Current Fee Schedule
My comprehensive initial evaluation (IE) and treatments are simply based upon an hourly rate of $150.00.
I only evaluate and treat one patient at a time. Each treatment session is designed to maximize benefit and minimize weekly visits to one as opposed to 2-3/week at other physical therapy facilities where a repetitive co-pay may exceed the cost of one treatment at my office.
Therefore, the majority of my patients only require a single one-hour visit/week unless they present in an acute stage following surgery or if a longer treatment is requested by the patient due to the presence of additional issues.
One Hour Treatment = $150.00
Each treatment includes a discussion prior to and after the session as well as education and instruction in preventative techniques, education, ergonomics, proper sleep and driving positions and progression of the therapeutic exercise program to be performed at home with video support.
My office does not have a gym nor any exercise machines as my primary therapeutic approach utilizes my head and hands. Adjunctive modalities as well as dry-needling are included without additional cost, which may not be the case at other facilities.
If you belong to a gym I will review your entire exercise program and may recommend adding or eliminating specific components.
The fee for the initial three hour Comprehensive IE is $450.00 and PLEASE NOTE that it includes 1-2 additional hours during which I review your history, the obtained subjective & objective data provided by Jennifer, imaging reports and other associated dental & medical assessments, observing the associated CD images and finally self-typing the report at home, AT NO ADDITIONAL CHARGE. My report is not computer-generated from a software program.

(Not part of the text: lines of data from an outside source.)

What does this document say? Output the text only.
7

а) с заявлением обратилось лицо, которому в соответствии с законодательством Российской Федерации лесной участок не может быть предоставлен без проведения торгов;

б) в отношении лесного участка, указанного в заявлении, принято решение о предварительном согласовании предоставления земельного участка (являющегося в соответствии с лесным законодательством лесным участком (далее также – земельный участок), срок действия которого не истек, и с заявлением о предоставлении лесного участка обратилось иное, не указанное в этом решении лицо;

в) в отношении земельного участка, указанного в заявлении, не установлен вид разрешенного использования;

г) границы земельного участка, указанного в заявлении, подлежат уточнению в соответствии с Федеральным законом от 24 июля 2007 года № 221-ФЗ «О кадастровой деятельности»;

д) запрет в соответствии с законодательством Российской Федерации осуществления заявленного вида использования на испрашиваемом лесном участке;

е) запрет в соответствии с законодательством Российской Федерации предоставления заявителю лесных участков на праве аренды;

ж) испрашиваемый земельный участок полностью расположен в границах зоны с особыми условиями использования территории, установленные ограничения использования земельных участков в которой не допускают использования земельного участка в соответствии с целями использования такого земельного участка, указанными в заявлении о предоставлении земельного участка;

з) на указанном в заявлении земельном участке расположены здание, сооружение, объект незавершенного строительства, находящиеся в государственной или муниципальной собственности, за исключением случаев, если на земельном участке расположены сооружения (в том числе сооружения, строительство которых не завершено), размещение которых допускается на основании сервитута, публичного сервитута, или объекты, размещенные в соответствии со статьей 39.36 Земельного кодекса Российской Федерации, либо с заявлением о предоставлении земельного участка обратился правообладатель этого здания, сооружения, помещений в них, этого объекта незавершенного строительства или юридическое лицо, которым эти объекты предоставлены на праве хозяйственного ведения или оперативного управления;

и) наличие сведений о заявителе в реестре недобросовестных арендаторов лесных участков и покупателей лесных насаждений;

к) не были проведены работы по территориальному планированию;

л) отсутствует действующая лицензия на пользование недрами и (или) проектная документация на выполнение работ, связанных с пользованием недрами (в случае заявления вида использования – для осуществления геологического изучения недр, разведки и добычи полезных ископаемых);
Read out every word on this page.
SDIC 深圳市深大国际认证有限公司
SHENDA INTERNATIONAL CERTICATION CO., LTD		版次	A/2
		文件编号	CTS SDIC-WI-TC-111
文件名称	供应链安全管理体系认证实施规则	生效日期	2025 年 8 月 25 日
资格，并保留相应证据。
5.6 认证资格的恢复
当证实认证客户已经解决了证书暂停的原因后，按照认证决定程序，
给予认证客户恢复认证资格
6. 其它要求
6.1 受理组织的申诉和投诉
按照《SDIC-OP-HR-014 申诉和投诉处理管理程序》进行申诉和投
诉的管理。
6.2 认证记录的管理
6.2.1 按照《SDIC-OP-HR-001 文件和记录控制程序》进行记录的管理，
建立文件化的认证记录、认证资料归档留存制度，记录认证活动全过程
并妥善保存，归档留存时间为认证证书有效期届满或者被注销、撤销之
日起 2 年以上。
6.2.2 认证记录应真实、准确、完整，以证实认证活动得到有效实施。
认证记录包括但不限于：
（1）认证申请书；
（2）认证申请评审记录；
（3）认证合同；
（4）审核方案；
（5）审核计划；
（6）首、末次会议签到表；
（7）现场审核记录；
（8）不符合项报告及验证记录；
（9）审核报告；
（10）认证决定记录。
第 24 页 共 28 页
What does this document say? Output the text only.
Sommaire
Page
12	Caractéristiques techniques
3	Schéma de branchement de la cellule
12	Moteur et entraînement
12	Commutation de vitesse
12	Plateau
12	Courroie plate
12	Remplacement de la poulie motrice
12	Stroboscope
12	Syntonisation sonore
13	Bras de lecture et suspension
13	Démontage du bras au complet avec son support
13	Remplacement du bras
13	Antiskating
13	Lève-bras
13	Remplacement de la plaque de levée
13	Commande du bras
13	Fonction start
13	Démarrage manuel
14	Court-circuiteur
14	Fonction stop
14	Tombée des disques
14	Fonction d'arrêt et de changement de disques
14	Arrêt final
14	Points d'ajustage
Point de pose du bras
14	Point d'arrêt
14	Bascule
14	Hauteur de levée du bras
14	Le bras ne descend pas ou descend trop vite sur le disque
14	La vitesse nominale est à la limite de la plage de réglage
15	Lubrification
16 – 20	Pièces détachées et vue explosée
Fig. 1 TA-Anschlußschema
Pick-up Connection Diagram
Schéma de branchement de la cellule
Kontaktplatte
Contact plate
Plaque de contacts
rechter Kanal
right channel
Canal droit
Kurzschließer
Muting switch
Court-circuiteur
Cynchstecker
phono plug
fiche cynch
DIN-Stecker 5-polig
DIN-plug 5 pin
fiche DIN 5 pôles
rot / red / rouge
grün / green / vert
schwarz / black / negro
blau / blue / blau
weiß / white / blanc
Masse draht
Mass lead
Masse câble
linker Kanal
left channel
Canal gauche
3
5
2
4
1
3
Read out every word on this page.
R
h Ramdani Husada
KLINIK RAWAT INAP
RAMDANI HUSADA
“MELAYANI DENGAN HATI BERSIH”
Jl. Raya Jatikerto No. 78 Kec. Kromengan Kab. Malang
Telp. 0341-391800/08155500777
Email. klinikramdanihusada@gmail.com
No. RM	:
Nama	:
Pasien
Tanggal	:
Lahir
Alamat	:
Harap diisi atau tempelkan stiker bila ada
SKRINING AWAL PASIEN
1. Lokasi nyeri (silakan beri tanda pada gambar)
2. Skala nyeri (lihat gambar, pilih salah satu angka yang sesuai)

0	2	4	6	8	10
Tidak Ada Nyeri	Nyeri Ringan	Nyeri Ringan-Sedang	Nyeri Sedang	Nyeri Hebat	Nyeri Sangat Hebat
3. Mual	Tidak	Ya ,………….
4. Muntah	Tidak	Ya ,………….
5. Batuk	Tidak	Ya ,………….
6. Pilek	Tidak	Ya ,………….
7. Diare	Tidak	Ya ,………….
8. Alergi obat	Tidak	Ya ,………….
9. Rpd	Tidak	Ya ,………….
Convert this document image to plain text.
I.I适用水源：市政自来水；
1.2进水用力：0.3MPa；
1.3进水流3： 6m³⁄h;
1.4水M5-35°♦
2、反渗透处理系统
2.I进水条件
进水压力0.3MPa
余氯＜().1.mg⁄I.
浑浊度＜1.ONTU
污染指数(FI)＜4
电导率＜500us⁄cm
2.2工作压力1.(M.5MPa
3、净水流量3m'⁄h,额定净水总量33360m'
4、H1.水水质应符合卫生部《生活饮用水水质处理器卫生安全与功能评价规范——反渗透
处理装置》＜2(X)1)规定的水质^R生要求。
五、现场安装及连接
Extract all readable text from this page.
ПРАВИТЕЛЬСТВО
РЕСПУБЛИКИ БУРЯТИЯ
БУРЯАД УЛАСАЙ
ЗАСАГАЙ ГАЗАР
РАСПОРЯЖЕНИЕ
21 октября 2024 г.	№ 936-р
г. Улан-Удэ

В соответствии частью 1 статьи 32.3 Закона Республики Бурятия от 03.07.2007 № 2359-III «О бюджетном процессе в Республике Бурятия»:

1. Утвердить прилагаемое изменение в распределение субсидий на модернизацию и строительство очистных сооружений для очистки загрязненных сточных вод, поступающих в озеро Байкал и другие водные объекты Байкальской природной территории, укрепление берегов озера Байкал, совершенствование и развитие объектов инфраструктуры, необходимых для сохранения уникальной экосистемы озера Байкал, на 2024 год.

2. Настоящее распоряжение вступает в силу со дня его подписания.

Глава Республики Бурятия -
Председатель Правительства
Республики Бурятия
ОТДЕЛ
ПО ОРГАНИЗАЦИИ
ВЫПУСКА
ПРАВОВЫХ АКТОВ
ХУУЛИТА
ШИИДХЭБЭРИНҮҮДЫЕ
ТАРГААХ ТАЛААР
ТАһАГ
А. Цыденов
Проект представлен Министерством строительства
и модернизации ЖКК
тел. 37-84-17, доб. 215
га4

I provide a superbill/invoice with the required specific diagnostic and treatment codes as well as the typed comprehensive report to submit to your insurance company for out-of-network reimbursement.
I strive to obtain pain reduction, postural improvement and increased active mobility within the first 6 visits or less at which time I perform a re-assessment and progress report.
I strongly recommend waiting until you receive my typed evaluation report, which includes the required evaluative and therapeutic codes, treatment paradigm as well as the initial recommended frequency and duration of treatments before submission to your insurance company for out-of-network reimbursement.
Payment is strongly preferred by check and is due on the day of the initial evaluation and each subsequent treatment.
Please feel free to compare my fees and the comprehensive manner in which I evaluate and treat each patient with other physical therapy facilities that may be physician-owned, part of a large corporate network, hospital-based or private.
Ask if your treatment will be 100% provided by a licensed physical therapist (PT) or in conjunction with a physical therapy assistant and/or aide.
In addition, ask if the PT will be performing hands-on treatment or just supervising a gym program and/or treating one or more other patients during your scheduled appointment.
Any of the above situations takes time and attention away from the treatment session that you have paid for.